On 19 June 2015 the Parliament of the Cook Islands passed amendments to the Income Tax Act 1997.


From 1 January 2016 the Cook Islands will reduce personal income tax.

                                          Current Rate         From 1 January 2016

             -        11,000                  0%                         0%

  11,001        30,000             18.5%                  17.5%

  30,001        80,000             27.5%                  27.5%

  80,001        and over         30.0%                  30.0%

Minister for Finance, the Honourable Mark Brown pointed out the Government’s desire to reduce income taxes on income earners in the Cook Islands.  

“The Government is keen to reduce income tax in a considered manner, a person on $26,000 per annum (or $500 a week) will receive a further reduction on their annual personal income tax burden by 150 dollars a year on 1 January 2016 and a further 75 dollars on 1 January 2017. 

By 1 January 2017 that individual would have received a total reduction of $1,450 per annum since the commencement of our tax reforms began.”
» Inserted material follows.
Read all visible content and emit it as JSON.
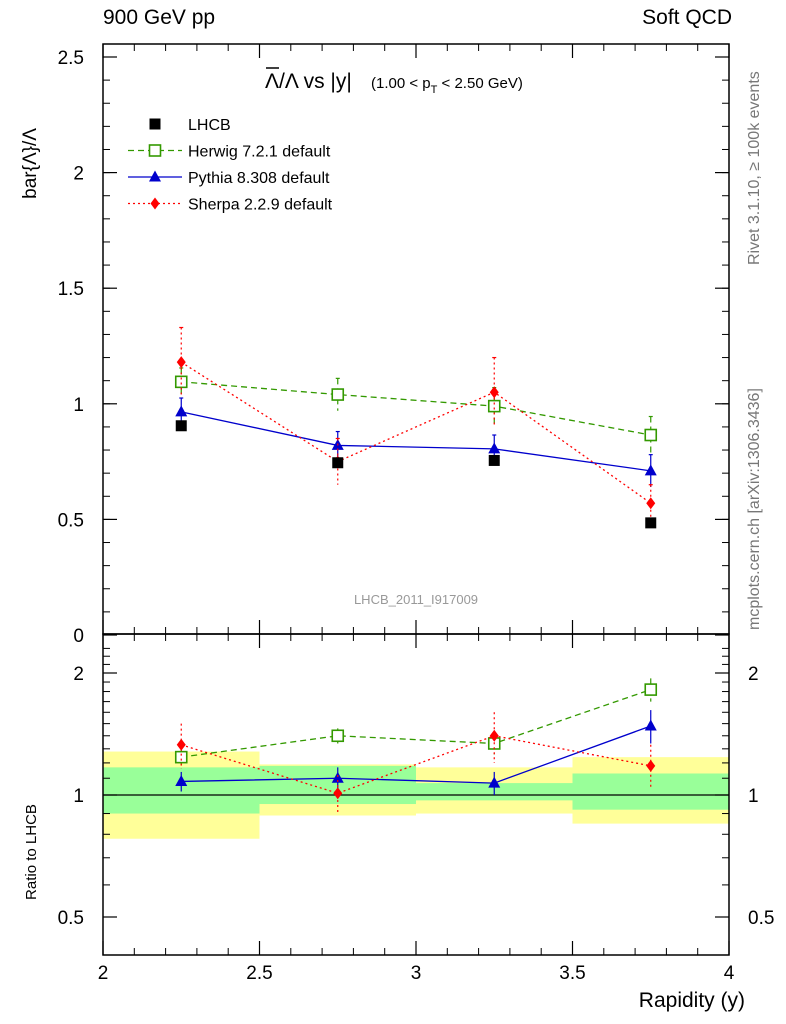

Minister Brown pointed that the Cook Islands was a low tax jurisdiction on any measure and the Government will continue to aim to keep overall taxation levels low and aim to ensure the burden is spread evenly across society. 


In his speech to Parliament the Minister pointed out that the Cook Islands would move towards signing the OECD's Multilateral Competent Authority Agreement which will see the Cook Islands move towards the automatic exchange of taxation information.  
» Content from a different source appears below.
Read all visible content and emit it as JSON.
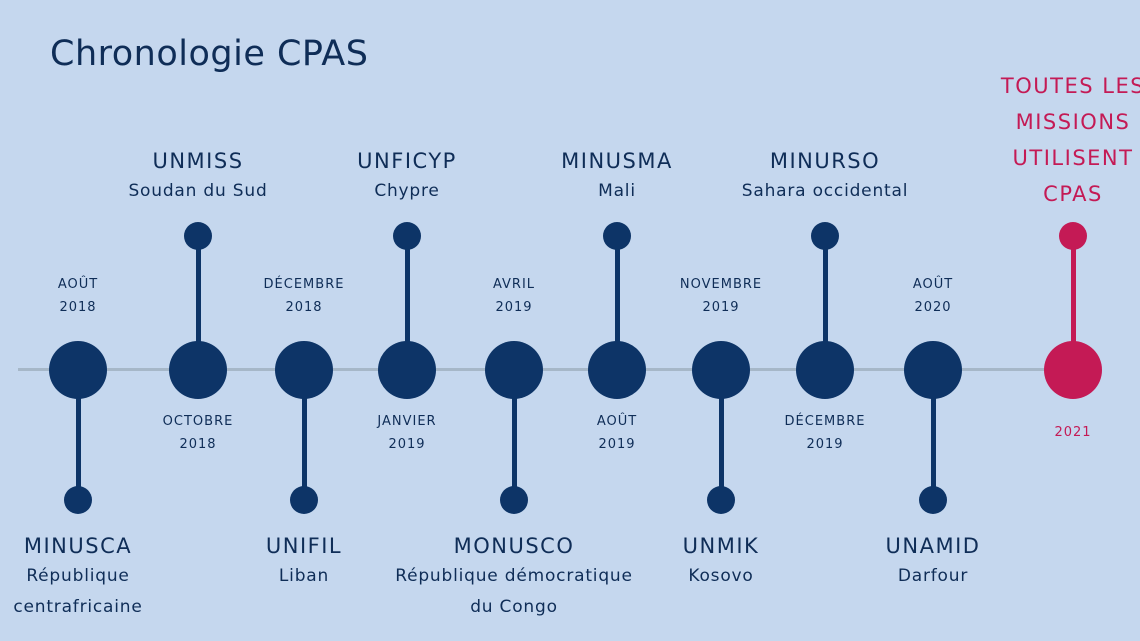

Financial Secretary, Richard Neves outlined the importance of the Cook Islands signing the Multilateral Competent Authority Agreement, which was recently signed by both New Zealand and Australia.

“The Ministry of Finance and Economic Management will outline to Cabinet a proposed timeline, but that the Cook Islands will be exchanging information prior to September 2018.  There will need to be significant effort in modernising systems and processes which we need to start planning for now and technical assistance and increased investment will be required.” 
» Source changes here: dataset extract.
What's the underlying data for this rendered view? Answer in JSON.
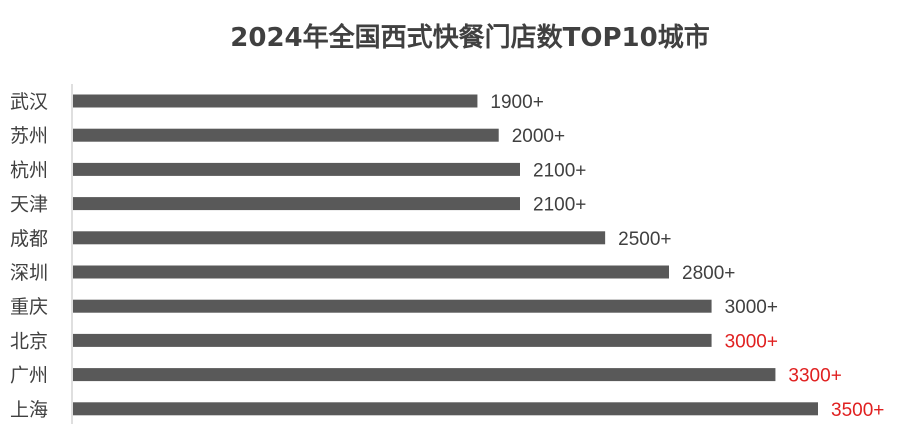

Currently, the Cook Islands has twenty Tax Information Exchange Agreements (‘TIEA’)s signed with a number of nations, including a number from the European Union and these are listed on the MFEM website.


It is a requirement for anyone with a bank account to provide the bank with an RMD number. From 1 January 2016 a withholding tax of 30 per cent will be applied on interest paid to account holders who have not provided an RMD number to their bank.  This is not a final tax, the taxpayer will be able to offset the tax paid against their annual income tax assessment.

Additionally, banks will now be required to provide to their customers no later than 15 February of each year, an interest earnings certificate for the previous income year (i.e. 1 January to 31 December) showing all amounts of interest paid to the individual customer.


Amendments to the Income Tax Act 1997 clarify that income from a Cook Islands administered trust is taxable only to the trustees and not again, once distributed, to the beneficiaries. Income from foreign trusts will continue to be taxable to Cook Islands beneficiaries.